Now, if you look around the internet today, you’ll see that a lot of the results you find are basically regurgitating the same things as other, more authoritative sites. There’s still original content being created, but it’s rarer and harder to find. Remember how I said that the days of 2011 are coming around again? We’re at a crossroads, and Google will have to make a decision soon enough.
Is Using Speedwrite a Good Idea?
I’m pretty cynical about hastily written content and wary of the risks associated with AI-generated content. As an SEO-minded individual, I acknowledge that I may not be the ideal target audience for Speedwrite.
With that said, I don’t think I would use Speedwrite. It might not be an immediate disaster like some of the more obvious article spinners, and it’s certainly not as bad as just copying content, but it’s a far cry from something as original as GPT, let alone human-created content.
Of course, the pricing doesn’t help. $20 per month gets you 6,000 predictions per month. A single prediction is each time you click the button. This post you’re reading now is something like 50 paragraphs. It’s probably enough for most small-scale blogs, but you can chew through it surprisingly quickly if you don’t like the initial output.
I doubt Speedwrite is useful enough yet, honestly.

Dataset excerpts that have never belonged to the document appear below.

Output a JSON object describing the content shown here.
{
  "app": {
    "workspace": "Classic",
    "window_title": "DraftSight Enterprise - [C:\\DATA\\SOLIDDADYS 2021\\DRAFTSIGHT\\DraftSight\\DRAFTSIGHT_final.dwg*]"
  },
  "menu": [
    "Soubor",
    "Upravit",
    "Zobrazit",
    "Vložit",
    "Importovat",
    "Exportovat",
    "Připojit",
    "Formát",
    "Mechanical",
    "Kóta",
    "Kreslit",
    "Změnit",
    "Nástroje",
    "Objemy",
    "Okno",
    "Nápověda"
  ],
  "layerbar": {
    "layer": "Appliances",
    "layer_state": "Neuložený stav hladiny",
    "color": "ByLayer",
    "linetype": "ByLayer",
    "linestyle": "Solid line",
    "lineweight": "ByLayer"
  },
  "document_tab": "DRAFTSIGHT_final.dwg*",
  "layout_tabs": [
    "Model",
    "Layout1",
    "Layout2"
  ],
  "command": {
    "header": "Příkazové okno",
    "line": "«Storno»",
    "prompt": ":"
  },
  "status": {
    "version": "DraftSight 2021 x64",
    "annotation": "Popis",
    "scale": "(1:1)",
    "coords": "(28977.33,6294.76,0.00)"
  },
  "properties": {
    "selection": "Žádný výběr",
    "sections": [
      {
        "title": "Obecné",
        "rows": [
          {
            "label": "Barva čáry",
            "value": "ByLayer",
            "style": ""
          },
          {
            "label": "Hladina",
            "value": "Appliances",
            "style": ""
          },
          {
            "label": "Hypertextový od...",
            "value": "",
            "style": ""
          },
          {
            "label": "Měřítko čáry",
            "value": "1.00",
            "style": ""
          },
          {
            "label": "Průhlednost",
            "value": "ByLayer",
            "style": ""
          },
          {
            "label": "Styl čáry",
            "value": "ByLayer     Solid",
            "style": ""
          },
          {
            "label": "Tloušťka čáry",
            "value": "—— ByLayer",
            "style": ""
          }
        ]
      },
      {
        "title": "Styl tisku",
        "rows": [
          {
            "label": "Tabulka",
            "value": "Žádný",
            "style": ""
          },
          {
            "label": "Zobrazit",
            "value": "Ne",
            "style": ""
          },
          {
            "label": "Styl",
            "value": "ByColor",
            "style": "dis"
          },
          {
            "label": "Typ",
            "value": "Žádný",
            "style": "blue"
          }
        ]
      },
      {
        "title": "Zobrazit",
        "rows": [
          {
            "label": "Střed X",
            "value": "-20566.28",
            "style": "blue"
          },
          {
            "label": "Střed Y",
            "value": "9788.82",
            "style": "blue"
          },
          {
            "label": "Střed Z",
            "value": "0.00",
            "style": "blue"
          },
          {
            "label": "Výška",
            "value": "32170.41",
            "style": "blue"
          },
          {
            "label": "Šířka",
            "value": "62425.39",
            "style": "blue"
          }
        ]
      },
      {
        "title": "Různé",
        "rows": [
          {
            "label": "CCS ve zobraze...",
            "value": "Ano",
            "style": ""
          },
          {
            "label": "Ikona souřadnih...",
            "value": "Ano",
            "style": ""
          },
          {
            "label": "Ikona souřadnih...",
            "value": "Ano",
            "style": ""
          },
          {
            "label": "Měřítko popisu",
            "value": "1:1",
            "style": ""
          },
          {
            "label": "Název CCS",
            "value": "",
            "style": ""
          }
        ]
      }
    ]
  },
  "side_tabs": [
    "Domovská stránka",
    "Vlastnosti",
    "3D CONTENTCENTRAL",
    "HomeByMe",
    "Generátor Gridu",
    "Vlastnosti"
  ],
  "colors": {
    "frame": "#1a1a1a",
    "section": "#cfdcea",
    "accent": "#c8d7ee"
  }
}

You need to find good source content, copy it, spin it, edit it, and fix it, and all that does is give you a spun article with no unique value. It’s not good enough, not when something like Jasper or GPT is right there, and I don’t even recommend using those without a lot of care.
Have you tried Speedwrite? If so, let me know about it in the comments. I’m always open to being proven wrong, but I’m pretty skeptical here.